Quand je fais du riz, c'est quasiment toujours de la même façon: nature ou au cari. J'utilise uniquement le basmati en guise d'accompagnement et pour les farces, pains de viande, boulettes, etc. un mélange de trois riz bruns dit «mélange pays sauvage». Pendant que je fais cuire le basmati blanc, je fais sauter des petits légumes et du cari dans un mélange moitié beurre et huile. Parfois j'ajoute des amandes, d'autres fois des raisins secs, plus rarement des canneberges séchées et même des pistaches. C'est toujours bon.

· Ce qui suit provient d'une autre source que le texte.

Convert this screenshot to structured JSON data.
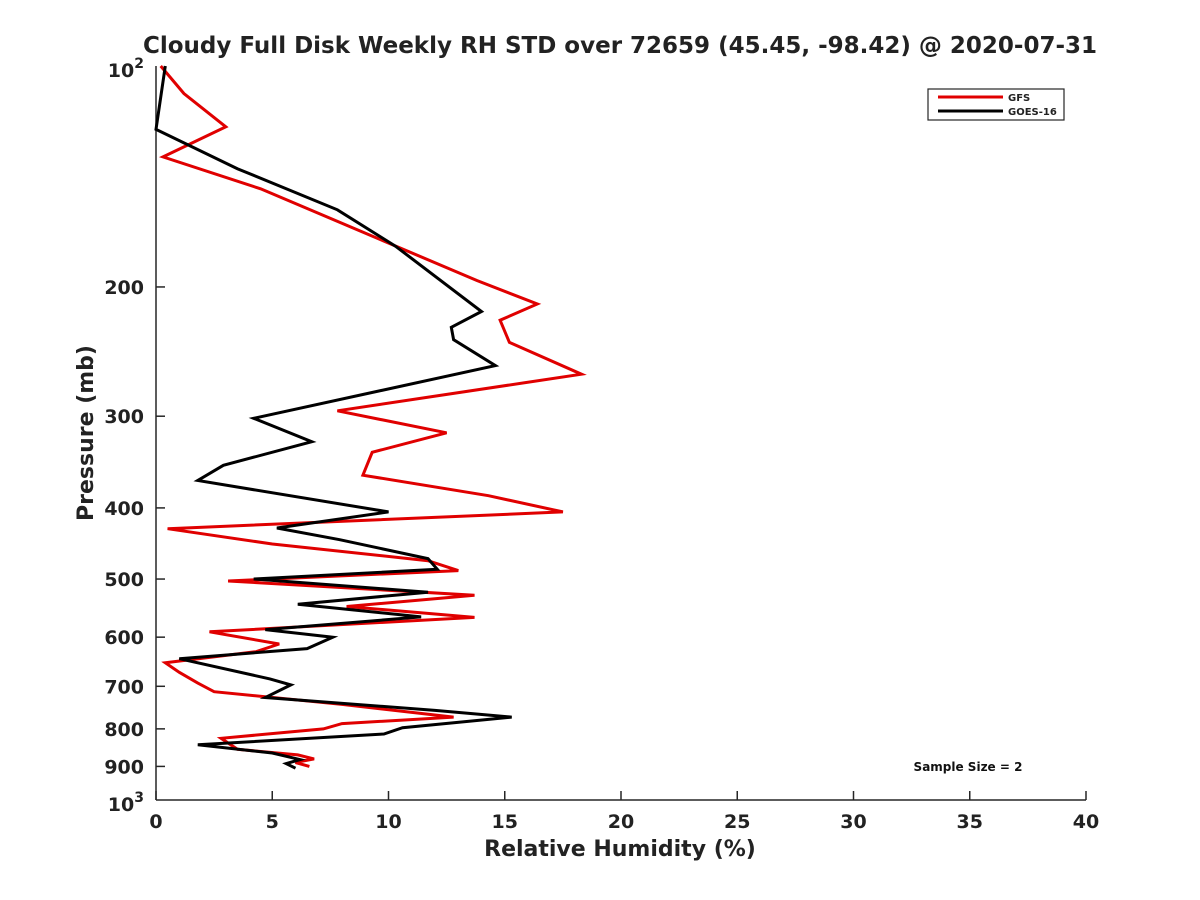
{
  "chart_data": {
    "type": "line",
    "title": "Cloudy Full Disk Weekly RH STD over 72659 (45.45, -98.42) @ 2020-07-31",
    "xlabel": "Relative Humidity (%)",
    "ylabel": "Pressure (mb)",
    "xlim": [
      0,
      40
    ],
    "ylim": [
      100,
      1000
    ],
    "y_scale": "log",
    "y_reversed": true,
    "grid": false,
    "legend_position": "top-right",
    "x_ticks": [
      "0",
      "5",
      "10",
      "15",
      "20",
      "25",
      "30",
      "35",
      "40"
    ],
    "x_tick_values": [
      0,
      5,
      10,
      15,
      20,
      25,
      30,
      35,
      40
    ],
    "y_ticks": [
      {
        "value": 200,
        "label": "200"
      },
      {
        "value": 300,
        "label": "300"
      },
      {
        "value": 400,
        "label": "400"
      },
      {
        "value": 500,
        "label": "500"
      },
      {
        "value": 600,
        "label": "600"
      },
      {
        "value": 700,
        "label": "700"
      },
      {
        "value": 800,
        "label": "800"
      },
      {
        "value": 900,
        "label": "900"
      }
    ],
    "y_tick_endpoints": [
      {
        "value": 100,
        "base": "10",
        "exp": "2"
      },
      {
        "value": 1000,
        "base": "10",
        "exp": "3"
      }
    ],
    "annotation": "Sample Size = 2",
    "series": [
      {
        "name": "GFS",
        "color": "#e00000",
        "points": [
          [
            0.2,
            100
          ],
          [
            1.2,
            109
          ],
          [
            3.0,
            121
          ],
          [
            0.3,
            133
          ],
          [
            4.5,
            147
          ],
          [
            13.8,
            196
          ],
          [
            16.4,
            211
          ],
          [
            14.8,
            222
          ],
          [
            15.2,
            238
          ],
          [
            18.3,
            263
          ],
          [
            7.8,
            295
          ],
          [
            12.5,
            316
          ],
          [
            9.3,
            336
          ],
          [
            8.9,
            361
          ],
          [
            14.3,
            385
          ],
          [
            17.5,
            405
          ],
          [
            0.5,
            427
          ],
          [
            5.0,
            448
          ],
          [
            11.7,
            472
          ],
          [
            13.0,
            487
          ],
          [
            3.1,
            503
          ],
          [
            13.7,
            526
          ],
          [
            8.2,
            545
          ],
          [
            13.7,
            564
          ],
          [
            2.3,
            590
          ],
          [
            5.3,
            613
          ],
          [
            4.3,
            628
          ],
          [
            0.4,
            650
          ],
          [
            1.0,
            670
          ],
          [
            1.8,
            693
          ],
          [
            2.5,
            712
          ],
          [
            8.0,
            741
          ],
          [
            12.8,
            771
          ],
          [
            8.0,
            787
          ],
          [
            7.2,
            800
          ],
          [
            2.8,
            824
          ],
          [
            3.5,
            853
          ],
          [
            6.1,
            868
          ],
          [
            6.8,
            879
          ],
          [
            6.0,
            889
          ],
          [
            6.6,
            900
          ]
        ]
      },
      {
        "name": "GOES-16",
        "color": "#000000",
        "points": [
          [
            0.4,
            100
          ],
          [
            0.0,
            122
          ],
          [
            3.5,
            138
          ],
          [
            7.8,
            157
          ],
          [
            10.3,
            176
          ],
          [
            14.0,
            216
          ],
          [
            12.7,
            227
          ],
          [
            12.8,
            236
          ],
          [
            14.6,
            256
          ],
          [
            4.2,
            302
          ],
          [
            6.7,
            325
          ],
          [
            2.9,
            350
          ],
          [
            1.8,
            367
          ],
          [
            10.0,
            405
          ],
          [
            5.2,
            426
          ],
          [
            7.9,
            442
          ],
          [
            11.7,
            469
          ],
          [
            12.1,
            485
          ],
          [
            4.2,
            500
          ],
          [
            11.7,
            521
          ],
          [
            6.1,
            541
          ],
          [
            11.4,
            563
          ],
          [
            4.7,
            586
          ],
          [
            7.6,
            600
          ],
          [
            6.5,
            622
          ],
          [
            1.0,
            642
          ],
          [
            4.9,
            684
          ],
          [
            5.8,
            697
          ],
          [
            4.7,
            725
          ],
          [
            12.0,
            755
          ],
          [
            15.3,
            771
          ],
          [
            10.6,
            797
          ],
          [
            9.8,
            813
          ],
          [
            1.8,
            841
          ],
          [
            5.0,
            863
          ],
          [
            6.2,
            881
          ],
          [
            5.6,
            892
          ],
          [
            6.0,
            905
          ]
        ]
      }
    ]
  }
}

Cette façon quasi identique d'apprêter le chou-fleur m'a séduite. Je n'ai pas pu me retenir de le concocter ainsi après l'avoir vu hier à la télé. Il ne me manquait que la racine de curcuma que je négligeais d'acheter depuis un moment, il m'en fallait si peu pour passer à l'action, j'ai couru à la superbe boutique jonquièroise Fruits de ma passion me procurer cette fameuse racine à moudre au mortier, histoire de s'amuser et expérimenter un peu. Un accompagnement simple mais pas fade pour autant, odorant et coloré. Un succès sur ma table!
1 oignon haché
1 chou-fleur, en petits bouquets de la taille d'une bouchée
1 c. à soupe de poudre cari
1 c. à soupe de curcuma, broyé au mortier à partir d'une racine de curcuma
1/4 tasse de raisins secs (moi, je les fais toujours tremper dans l'eau chaude pour les faire gonfler, ensuite je les égoutte)

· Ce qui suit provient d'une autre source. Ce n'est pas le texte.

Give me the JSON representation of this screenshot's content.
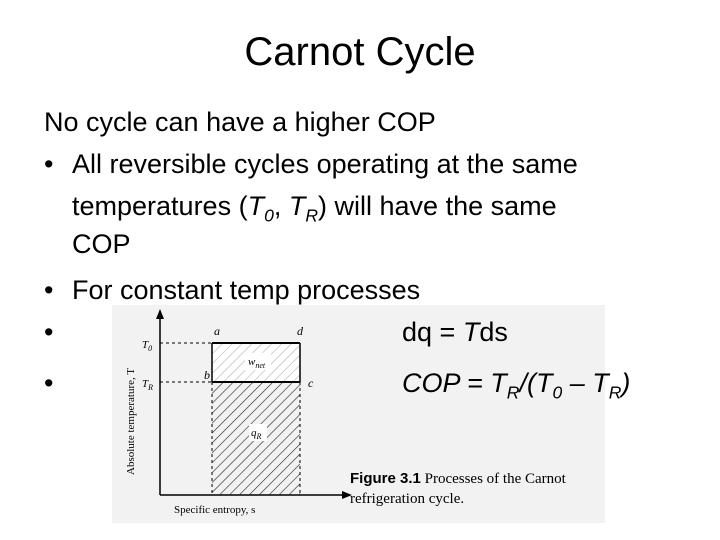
{
  "slide": {
    "title": "Carnot Cycle",
    "intro": "No cycle can have a higher COP",
    "bullet1_line1": "All reversible cycles operating at the same",
    "bullet1_line2_a": "temperatures (",
    "bullet1_line2_t0": "T",
    "bullet1_line2_t0_sub": "0",
    "bullet1_line2_sep": ", ",
    "bullet1_line2_tr": "T",
    "bullet1_line2_tr_sub": "R",
    "bullet1_line2_b": ") will have the same",
    "bullet1_line3": "COP",
    "bullet2": "For constant temp processes",
    "bullet_char": "•",
    "eq1_d": "dq = ",
    "eq1_T": "T",
    "eq1_ds": "ds",
    "eq2_cop": "COP = T",
    "eq2_sub_r": "R",
    "eq2_mid": "/(T",
    "eq2_sub_0": "0",
    "eq2_dash": " – T",
    "eq2_sub_r2": "R",
    "eq2_end": ")"
  },
  "figure": {
    "ylabel": "Absolute temperature, T",
    "xlabel": "Specific entropy, s",
    "t0_label": "T₀",
    "tr_label": "T_R",
    "t0_main": "T",
    "t0_sub": "0",
    "tr_main": "T",
    "tr_sub": "R",
    "point_a": "a",
    "point_b": "b",
    "point_c": "c",
    "point_d": "d",
    "wnet_main": "w",
    "wnet_sub": "net",
    "qr_main": "q",
    "qr_sub": "R",
    "caption_bold": "Figure 3.1",
    "caption_rest": "Processes of the Carnot refrigeration cycle."
  }
}
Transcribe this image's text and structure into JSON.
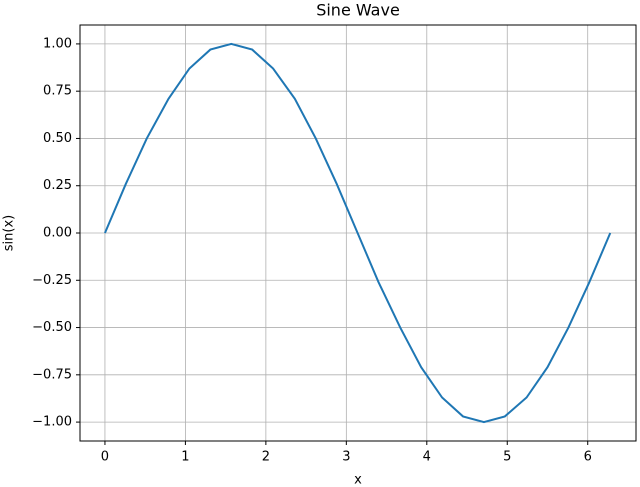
{
  "chart_data": {
    "type": "line",
    "title": "Sine Wave",
    "x_label": "x",
    "y_label": "sin(x)",
    "x": [
      0,
      0.26,
      0.52,
      0.79,
      1.05,
      1.31,
      1.57,
      1.83,
      2.09,
      2.36,
      2.62,
      2.88,
      3.14,
      3.4,
      3.67,
      3.93,
      4.19,
      4.45,
      4.71,
      4.97,
      5.24,
      5.5,
      5.76,
      6.02,
      6.28
    ],
    "series": [
      {
        "name": "sin(x)",
        "color": "#1f77b4",
        "values": [
          0,
          0.26,
          0.5,
          0.71,
          0.87,
          0.97,
          1,
          0.97,
          0.87,
          0.71,
          0.5,
          0.26,
          0,
          -0.26,
          -0.5,
          -0.71,
          -0.87,
          -0.97,
          -1,
          -0.97,
          -0.87,
          -0.71,
          -0.5,
          -0.26,
          0
        ]
      }
    ],
    "xlim": [
      -0.31,
      6.6
    ],
    "ylim": [
      -1.1,
      1.1
    ],
    "xticks": [
      0,
      1,
      2,
      3,
      4,
      5,
      6
    ],
    "yticks": [
      {
        "value": -1,
        "label": "−1.00"
      },
      {
        "value": -0.75,
        "label": "−0.75"
      },
      {
        "value": -0.5,
        "label": "−0.50"
      },
      {
        "value": -0.25,
        "label": "−0.25"
      },
      {
        "value": 0,
        "label": "0.00"
      },
      {
        "value": 0.25,
        "label": "0.25"
      },
      {
        "value": 0.5,
        "label": "0.50"
      },
      {
        "value": 0.75,
        "label": "0.75"
      },
      {
        "value": 1,
        "label": "1.00"
      }
    ],
    "grid": true
  }
}
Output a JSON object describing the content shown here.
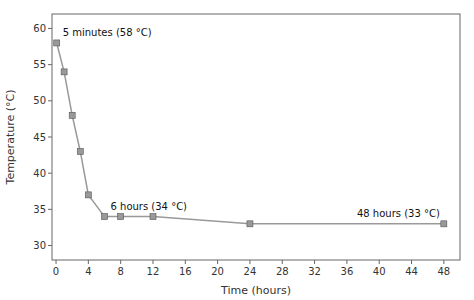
{
  "chart_data": {
    "type": "line",
    "x": [
      0.083,
      1,
      2,
      3,
      4,
      6,
      8,
      12,
      24,
      48
    ],
    "values": [
      58,
      54,
      48,
      43,
      37,
      34,
      34,
      34,
      33,
      33
    ],
    "color": "#999999",
    "marker": "square",
    "xlabel": "Time (hours)",
    "ylabel": "Temperature (°C)",
    "xlim": [
      -0.5,
      50
    ],
    "ylim": [
      28,
      62
    ],
    "xticks": [
      0,
      4,
      8,
      12,
      16,
      20,
      24,
      28,
      32,
      36,
      40,
      44,
      48
    ],
    "yticks": [
      30,
      35,
      40,
      45,
      50,
      55,
      60
    ],
    "grid": false,
    "annotations": [
      {
        "text": "5 minutes (58 °C)",
        "x": 0.083,
        "y": 58
      },
      {
        "text": "6 hours (34 °C)",
        "x": 6,
        "y": 34
      },
      {
        "text": "48 hours (33 °C)",
        "x": 48,
        "y": 33
      }
    ]
  }
}
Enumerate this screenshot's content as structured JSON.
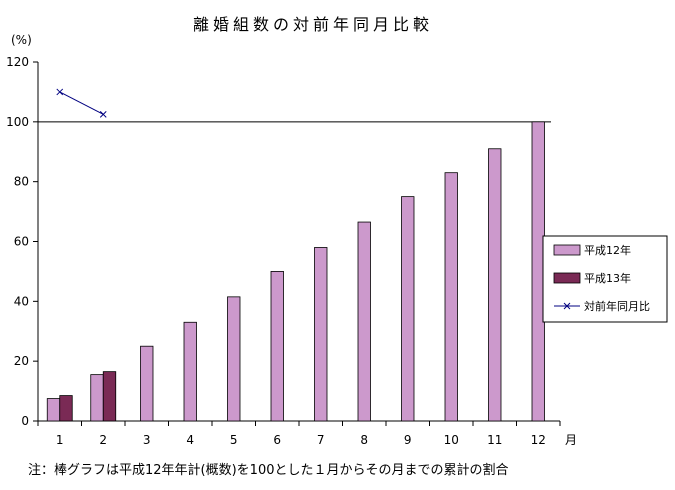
{
  "chart_data": {
    "type": "bar",
    "title": "離婚組数の対前年同月比較",
    "ylabel": "(%)",
    "xlabel": "月",
    "categories": [
      "1",
      "2",
      "3",
      "4",
      "5",
      "6",
      "7",
      "8",
      "9",
      "10",
      "11",
      "12"
    ],
    "ylim": [
      0,
      120
    ],
    "yticks": [
      0,
      20,
      40,
      60,
      80,
      100,
      120
    ],
    "reference_line": 100,
    "series": [
      {
        "name": "平成12年",
        "kind": "bar",
        "color": "#cc99cc",
        "values": [
          7.5,
          15.5,
          25,
          33,
          41.5,
          50,
          58,
          66.5,
          75,
          83,
          91,
          100
        ]
      },
      {
        "name": "平成13年",
        "kind": "bar",
        "color": "#7a2a55",
        "values": [
          8.5,
          16.5,
          null,
          null,
          null,
          null,
          null,
          null,
          null,
          null,
          null,
          null
        ]
      },
      {
        "name": "対前年同月比",
        "kind": "line",
        "color": "#000080",
        "values": [
          110,
          102.5,
          null,
          null,
          null,
          null,
          null,
          null,
          null,
          null,
          null,
          null
        ]
      }
    ],
    "legend_position": "right",
    "note": "注：棒グラフは平成12年年計(概数)を100とした１月からその月までの累計の割合"
  }
}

2 c. à soupe de jus de citron
2 c. à soupe d'eau
2 oignons verts, hachés (moi, à défaut coriandre fraîche hachée)
Faire revenir l'oignon dans l'huile chaude. Ajouter le chou-fleur le temps de faire rôtir, de 5 à 10 minutes. Ajouter le cari et le curcuma, puis les raisins et le liquide. Couvrir et laisser mijoter de 5 à 10 minutes. Ajouter les oignons verts ou la coriandre et servir immédiatement.